Lollipop Chainsaw fonctionne mécaniquement sur une base somme-toute classique (beat à l’ancienne avec couleurs fluo, combos et pièces géantes à ramasser) avec, çà et là, compromissions habituelles au QTE. Mais ce qui marche le mieux, au fond, c’est l’absurde des situations, les personnages tous plus bigger than life les uns que les autres et les dialogues, hilarants. Suda a laissé pas mal de scories au vestiaire. Les zombies, qui n’en finissent plus de dominer le monde, savent paradoxalement éviter la routine (voir l’excellent Walking Dead), offrant leurs têtes en guise de ballons de basket (au sens propre) ou un caméo au chanteur de Mindless Self Indulgence, Jimmy Urine (ça ne s’invente pas), ici dans le rôle du zombie punk. Et dans ce grand délire, James Gunn aligne des répliques bourrées jusqu’à la gueule de vannes affûtées et de clins d’œil geeks.
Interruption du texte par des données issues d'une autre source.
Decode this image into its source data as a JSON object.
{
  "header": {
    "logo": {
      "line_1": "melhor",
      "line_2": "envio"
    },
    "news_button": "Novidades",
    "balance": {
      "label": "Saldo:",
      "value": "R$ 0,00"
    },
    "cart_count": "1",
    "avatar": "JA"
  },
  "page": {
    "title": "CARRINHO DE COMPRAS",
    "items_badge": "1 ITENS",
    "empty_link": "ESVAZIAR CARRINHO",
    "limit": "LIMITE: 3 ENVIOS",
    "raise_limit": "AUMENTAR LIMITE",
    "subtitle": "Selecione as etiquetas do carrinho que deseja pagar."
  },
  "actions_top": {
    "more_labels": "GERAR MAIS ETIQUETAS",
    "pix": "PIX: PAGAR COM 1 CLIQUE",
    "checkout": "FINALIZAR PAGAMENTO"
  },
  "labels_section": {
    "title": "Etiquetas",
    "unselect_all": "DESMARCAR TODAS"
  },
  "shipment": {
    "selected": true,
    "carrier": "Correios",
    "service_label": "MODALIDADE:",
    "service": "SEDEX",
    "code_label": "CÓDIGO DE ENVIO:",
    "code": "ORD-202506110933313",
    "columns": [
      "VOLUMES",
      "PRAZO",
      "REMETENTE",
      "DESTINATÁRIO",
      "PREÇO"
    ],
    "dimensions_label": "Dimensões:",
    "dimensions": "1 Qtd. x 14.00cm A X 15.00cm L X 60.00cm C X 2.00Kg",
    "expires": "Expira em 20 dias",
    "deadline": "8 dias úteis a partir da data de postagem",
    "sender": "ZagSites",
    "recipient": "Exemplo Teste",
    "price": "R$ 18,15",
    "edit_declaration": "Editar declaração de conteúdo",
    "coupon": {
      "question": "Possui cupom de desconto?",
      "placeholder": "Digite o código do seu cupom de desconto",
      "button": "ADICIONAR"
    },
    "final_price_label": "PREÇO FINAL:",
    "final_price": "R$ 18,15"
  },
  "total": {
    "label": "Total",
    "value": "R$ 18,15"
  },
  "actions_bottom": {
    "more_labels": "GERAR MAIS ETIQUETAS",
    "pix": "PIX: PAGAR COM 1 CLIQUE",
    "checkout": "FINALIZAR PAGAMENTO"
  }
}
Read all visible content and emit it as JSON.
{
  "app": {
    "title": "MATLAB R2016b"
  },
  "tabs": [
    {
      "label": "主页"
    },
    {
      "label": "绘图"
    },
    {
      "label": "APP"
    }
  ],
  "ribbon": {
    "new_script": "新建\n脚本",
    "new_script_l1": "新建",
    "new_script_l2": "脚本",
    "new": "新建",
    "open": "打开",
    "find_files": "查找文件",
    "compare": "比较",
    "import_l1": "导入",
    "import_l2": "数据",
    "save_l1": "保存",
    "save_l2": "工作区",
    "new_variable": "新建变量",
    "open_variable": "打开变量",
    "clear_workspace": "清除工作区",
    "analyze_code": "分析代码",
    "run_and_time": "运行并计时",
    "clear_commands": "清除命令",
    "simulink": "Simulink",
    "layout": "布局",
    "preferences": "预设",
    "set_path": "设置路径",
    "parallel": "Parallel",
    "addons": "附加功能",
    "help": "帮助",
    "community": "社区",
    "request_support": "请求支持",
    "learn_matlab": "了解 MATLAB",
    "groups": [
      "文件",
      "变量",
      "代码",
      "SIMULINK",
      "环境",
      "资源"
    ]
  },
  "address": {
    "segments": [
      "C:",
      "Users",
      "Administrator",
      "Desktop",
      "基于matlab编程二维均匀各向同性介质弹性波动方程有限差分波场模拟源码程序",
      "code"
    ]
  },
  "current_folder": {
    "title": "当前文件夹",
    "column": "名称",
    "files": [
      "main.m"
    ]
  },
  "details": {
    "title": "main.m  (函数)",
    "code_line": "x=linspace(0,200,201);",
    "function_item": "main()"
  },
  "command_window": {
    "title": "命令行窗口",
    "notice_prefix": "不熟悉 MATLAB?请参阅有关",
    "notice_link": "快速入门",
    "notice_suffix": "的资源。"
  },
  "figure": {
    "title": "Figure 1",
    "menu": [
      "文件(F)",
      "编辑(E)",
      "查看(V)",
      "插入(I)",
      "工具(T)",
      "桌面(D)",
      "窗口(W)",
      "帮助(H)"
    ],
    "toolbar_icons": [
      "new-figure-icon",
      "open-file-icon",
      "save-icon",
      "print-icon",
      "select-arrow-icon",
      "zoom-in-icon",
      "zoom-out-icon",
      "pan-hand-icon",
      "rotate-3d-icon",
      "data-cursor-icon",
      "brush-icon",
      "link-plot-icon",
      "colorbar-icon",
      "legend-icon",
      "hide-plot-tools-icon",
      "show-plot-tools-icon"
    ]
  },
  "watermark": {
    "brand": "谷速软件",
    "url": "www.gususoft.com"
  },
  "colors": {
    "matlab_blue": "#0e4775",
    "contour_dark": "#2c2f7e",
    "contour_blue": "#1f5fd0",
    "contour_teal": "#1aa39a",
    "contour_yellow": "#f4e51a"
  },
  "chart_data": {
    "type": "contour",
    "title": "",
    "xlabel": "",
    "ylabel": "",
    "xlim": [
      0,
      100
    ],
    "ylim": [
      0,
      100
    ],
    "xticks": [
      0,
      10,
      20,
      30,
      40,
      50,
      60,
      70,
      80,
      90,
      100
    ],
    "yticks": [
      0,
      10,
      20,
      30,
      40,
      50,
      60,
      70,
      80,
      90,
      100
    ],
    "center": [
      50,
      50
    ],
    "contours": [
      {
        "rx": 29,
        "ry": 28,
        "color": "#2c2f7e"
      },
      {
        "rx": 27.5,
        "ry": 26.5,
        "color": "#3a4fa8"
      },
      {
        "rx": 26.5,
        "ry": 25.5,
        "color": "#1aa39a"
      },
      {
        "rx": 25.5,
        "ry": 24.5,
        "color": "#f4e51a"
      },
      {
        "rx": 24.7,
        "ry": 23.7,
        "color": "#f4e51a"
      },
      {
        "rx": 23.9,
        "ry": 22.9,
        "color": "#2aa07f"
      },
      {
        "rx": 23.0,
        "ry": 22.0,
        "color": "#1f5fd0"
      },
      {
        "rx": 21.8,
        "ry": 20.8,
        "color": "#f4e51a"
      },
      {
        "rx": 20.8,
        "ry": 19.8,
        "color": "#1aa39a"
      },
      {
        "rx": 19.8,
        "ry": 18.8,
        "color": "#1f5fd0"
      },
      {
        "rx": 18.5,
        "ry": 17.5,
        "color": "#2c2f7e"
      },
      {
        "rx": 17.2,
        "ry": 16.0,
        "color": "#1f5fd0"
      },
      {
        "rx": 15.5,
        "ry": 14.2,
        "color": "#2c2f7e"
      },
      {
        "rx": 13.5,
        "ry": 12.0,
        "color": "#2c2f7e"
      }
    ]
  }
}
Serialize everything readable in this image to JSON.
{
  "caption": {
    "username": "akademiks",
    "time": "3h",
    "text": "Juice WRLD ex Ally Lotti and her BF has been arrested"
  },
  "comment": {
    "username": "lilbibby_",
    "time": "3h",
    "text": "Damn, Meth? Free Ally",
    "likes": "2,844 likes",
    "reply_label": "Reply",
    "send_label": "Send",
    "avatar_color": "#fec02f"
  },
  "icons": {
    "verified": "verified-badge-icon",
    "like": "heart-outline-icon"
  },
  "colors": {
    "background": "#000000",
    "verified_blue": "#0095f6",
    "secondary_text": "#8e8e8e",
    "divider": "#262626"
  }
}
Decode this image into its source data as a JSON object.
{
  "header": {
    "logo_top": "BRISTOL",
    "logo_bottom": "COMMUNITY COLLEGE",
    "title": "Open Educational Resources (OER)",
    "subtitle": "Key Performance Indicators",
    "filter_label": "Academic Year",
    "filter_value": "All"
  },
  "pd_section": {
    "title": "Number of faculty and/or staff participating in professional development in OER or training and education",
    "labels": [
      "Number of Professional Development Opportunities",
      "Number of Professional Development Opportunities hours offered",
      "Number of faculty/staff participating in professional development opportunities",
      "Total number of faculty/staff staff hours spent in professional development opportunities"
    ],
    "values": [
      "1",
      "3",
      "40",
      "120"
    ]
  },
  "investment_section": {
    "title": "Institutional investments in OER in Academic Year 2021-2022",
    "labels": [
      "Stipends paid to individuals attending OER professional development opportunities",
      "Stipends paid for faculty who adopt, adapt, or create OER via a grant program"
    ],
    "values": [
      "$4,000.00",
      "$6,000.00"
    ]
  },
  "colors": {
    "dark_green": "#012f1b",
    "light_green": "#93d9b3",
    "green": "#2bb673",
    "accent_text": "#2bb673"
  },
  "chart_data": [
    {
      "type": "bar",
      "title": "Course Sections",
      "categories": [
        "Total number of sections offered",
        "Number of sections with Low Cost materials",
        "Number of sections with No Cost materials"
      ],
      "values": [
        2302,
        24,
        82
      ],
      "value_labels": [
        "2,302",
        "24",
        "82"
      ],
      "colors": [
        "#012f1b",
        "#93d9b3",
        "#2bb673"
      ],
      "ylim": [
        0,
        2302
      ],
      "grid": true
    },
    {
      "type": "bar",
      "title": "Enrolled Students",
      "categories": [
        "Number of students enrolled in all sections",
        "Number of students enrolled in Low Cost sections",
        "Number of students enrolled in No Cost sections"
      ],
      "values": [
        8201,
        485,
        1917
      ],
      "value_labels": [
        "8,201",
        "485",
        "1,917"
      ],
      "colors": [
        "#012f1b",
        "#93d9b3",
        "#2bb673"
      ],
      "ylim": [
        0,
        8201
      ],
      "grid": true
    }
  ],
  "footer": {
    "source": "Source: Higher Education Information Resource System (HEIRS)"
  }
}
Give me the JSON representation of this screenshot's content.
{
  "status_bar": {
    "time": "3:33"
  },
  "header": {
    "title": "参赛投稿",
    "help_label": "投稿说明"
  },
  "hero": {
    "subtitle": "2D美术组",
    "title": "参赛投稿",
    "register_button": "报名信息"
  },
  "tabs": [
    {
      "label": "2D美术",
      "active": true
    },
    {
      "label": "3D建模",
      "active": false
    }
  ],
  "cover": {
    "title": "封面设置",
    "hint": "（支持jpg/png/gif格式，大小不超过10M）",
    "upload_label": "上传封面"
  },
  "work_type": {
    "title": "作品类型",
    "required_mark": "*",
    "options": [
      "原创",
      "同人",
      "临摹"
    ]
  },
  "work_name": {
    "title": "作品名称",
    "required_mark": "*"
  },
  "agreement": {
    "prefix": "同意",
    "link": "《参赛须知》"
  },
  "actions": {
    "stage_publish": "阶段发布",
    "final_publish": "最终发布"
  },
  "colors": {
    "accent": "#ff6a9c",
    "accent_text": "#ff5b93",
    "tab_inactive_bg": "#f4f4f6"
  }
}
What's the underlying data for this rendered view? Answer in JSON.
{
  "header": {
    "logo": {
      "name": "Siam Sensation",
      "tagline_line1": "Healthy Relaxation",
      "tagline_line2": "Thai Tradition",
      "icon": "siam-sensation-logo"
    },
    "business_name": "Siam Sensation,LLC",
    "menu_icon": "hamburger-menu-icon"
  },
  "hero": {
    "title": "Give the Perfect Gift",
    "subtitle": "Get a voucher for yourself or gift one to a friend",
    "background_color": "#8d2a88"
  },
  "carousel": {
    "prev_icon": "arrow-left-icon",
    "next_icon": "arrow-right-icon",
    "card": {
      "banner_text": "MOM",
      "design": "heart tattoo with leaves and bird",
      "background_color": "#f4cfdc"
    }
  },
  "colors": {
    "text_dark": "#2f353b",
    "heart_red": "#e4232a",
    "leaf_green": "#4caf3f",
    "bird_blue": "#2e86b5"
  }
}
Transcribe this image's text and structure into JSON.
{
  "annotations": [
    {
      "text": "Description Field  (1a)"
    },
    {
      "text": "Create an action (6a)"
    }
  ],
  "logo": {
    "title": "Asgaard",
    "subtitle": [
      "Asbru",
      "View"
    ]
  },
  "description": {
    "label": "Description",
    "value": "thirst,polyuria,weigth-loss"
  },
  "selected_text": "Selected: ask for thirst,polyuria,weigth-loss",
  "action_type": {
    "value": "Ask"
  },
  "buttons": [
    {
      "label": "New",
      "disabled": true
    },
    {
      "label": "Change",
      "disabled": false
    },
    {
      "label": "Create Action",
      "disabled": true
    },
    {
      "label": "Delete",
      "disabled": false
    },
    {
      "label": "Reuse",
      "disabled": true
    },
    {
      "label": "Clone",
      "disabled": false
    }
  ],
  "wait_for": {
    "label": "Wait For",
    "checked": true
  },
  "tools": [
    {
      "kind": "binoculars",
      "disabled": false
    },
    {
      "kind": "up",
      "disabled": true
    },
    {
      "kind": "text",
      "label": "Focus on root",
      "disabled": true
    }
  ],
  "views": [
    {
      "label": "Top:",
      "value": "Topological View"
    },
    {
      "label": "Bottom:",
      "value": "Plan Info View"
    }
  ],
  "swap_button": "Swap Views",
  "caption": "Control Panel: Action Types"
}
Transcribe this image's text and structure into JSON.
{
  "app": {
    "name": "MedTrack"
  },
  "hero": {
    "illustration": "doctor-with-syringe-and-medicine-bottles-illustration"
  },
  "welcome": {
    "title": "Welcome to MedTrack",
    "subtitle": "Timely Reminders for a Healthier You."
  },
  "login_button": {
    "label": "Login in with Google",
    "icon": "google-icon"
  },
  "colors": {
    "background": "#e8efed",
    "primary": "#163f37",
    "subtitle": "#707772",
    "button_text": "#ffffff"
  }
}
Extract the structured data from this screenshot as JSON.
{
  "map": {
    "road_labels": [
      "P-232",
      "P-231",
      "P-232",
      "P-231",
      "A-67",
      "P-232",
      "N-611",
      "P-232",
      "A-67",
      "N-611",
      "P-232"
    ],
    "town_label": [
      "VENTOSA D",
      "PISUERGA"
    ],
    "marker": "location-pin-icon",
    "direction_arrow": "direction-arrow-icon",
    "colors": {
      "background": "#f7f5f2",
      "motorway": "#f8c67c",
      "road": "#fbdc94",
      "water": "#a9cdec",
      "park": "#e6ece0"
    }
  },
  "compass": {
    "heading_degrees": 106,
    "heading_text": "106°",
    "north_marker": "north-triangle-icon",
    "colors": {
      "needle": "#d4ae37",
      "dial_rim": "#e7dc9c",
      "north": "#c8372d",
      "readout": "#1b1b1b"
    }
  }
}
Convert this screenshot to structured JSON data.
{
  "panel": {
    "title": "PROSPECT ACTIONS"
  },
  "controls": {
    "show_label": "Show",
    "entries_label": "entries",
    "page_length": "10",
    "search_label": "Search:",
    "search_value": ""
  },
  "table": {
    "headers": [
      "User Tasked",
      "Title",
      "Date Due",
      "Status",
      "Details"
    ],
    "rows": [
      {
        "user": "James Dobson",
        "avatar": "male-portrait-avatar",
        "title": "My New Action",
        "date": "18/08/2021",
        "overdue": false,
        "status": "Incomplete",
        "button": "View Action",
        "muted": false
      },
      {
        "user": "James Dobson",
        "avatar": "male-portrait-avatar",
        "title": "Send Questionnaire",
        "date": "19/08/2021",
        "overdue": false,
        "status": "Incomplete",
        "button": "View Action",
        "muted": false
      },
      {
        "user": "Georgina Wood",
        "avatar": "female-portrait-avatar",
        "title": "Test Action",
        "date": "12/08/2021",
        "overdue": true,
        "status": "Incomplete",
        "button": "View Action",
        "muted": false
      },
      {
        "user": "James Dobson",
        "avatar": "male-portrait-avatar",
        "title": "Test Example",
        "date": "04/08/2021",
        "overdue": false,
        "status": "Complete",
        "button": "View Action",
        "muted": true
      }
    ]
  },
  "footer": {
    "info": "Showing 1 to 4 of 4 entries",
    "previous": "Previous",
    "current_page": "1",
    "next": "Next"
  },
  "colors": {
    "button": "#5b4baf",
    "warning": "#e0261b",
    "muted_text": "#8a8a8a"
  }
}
Alors, l’invasion zombie en milieu teen movie n’est pas l’idée la plus follement originale qui soit. Mais bazardée dans le cadre d’un jeu Grasshopper, elle trouve une étonnante seconde jeunesse. Plus grand public (si tant est qu’une cheerleader portant la tête coupée – et néanmoins parlante – de son boyfriend à la ceinture soit grand public), plus américain, en fait. La bande-son est à l’avenant, entre Joan Jett, Atari Teenage Riot, Human League, Dead or Alive et bien sûr le Lollipop des Chordettes. Avec un titre des Donnas, c’eut été le jeu parfait. Dans Lollipop Chainsaw, l’enrobage, sans être bling-bling, dépote plus que dans les précédents titres du studio. Le jeu a logiquement cartonné, bien davantage que ses prédécesseurs, tandis que dans la presse et sur les Internets, les verdicts Monsieur Spleen vous parle se succédaient. Trop classique, trop court, réalisation datée, et autre entrée du cahier des charges…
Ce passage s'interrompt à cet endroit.